High dimensional population balances for the growth of faceted crystals: Combining Monte Carlo integral estimates and the method of characteristics

Abstract

A numerical scheme is proposed for the solution of population balance equations that describe the growth of faceted crystals. Therefore, two issues are discussed. First, a numerical scheme for solution of high dimensional population balance equations is proposed. The scheme is based on Monte Carlo integration for the integral distribution properties (number, area, volume) combined with the method of characteristics. Samples’ points are initially obtained from an arbitrary probability distribution via the Metropolis–Hastings algorithm.
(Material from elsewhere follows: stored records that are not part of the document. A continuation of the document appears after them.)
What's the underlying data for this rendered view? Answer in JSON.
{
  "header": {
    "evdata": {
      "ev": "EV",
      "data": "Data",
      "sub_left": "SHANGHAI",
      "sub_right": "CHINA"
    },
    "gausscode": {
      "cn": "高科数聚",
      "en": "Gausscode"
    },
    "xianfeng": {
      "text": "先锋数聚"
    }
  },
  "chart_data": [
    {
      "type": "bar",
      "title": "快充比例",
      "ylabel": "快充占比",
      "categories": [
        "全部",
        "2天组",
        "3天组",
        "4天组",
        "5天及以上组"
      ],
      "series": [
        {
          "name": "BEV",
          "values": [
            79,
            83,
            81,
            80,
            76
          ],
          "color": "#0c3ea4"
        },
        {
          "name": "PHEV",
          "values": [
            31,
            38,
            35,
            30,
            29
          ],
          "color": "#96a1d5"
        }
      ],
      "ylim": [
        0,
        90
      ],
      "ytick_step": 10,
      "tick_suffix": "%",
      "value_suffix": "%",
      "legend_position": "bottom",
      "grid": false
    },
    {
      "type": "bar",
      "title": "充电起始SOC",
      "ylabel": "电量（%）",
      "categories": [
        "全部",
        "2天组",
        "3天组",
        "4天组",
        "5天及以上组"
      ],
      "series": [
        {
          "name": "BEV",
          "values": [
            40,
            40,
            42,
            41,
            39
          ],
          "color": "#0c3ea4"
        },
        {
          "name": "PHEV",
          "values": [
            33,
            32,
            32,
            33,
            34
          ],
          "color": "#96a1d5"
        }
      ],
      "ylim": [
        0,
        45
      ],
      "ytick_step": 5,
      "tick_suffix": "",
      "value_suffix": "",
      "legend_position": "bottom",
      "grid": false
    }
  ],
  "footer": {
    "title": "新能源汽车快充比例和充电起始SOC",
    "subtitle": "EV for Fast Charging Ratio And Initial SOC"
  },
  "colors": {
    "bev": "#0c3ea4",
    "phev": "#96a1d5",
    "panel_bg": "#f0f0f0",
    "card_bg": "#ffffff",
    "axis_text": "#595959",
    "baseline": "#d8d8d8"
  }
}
The evolution of these sample points is subsequently computed using the method of characteristics, while the sample points themselves are the basis of the Monte Carlo integration of the population to obtain e.g. total crystal volume to close the mass balance. The theoretical background of the Monte Carlo integration allows us to estimate the error introduced in the mass balance depending on a particular choice of sampling points. The effectiveness of the scheme is verified for an analytically solvable 3-dimensional population. That case study is also employed to demonstrate that an adequate choice of the probability distribution for the generation of the initial sample points can improve the accuracy without increasing the computational effort. The second issue that must simultaneously be considered comprises the disappearance of faces during growth. Such conditions create a constraint for each face distance, measured from a chosen origin, which, prior to the disappearance of that face, had freely evolved according to its growth rate. This constraint is defined for general faceted crystals, and a procedure is proposed to correct the growth rate so that the constraint can be maintained in dynamic simulations. The application of this procedure is demonstrated in a second case study that simulates a 7-dimensional population balance equation.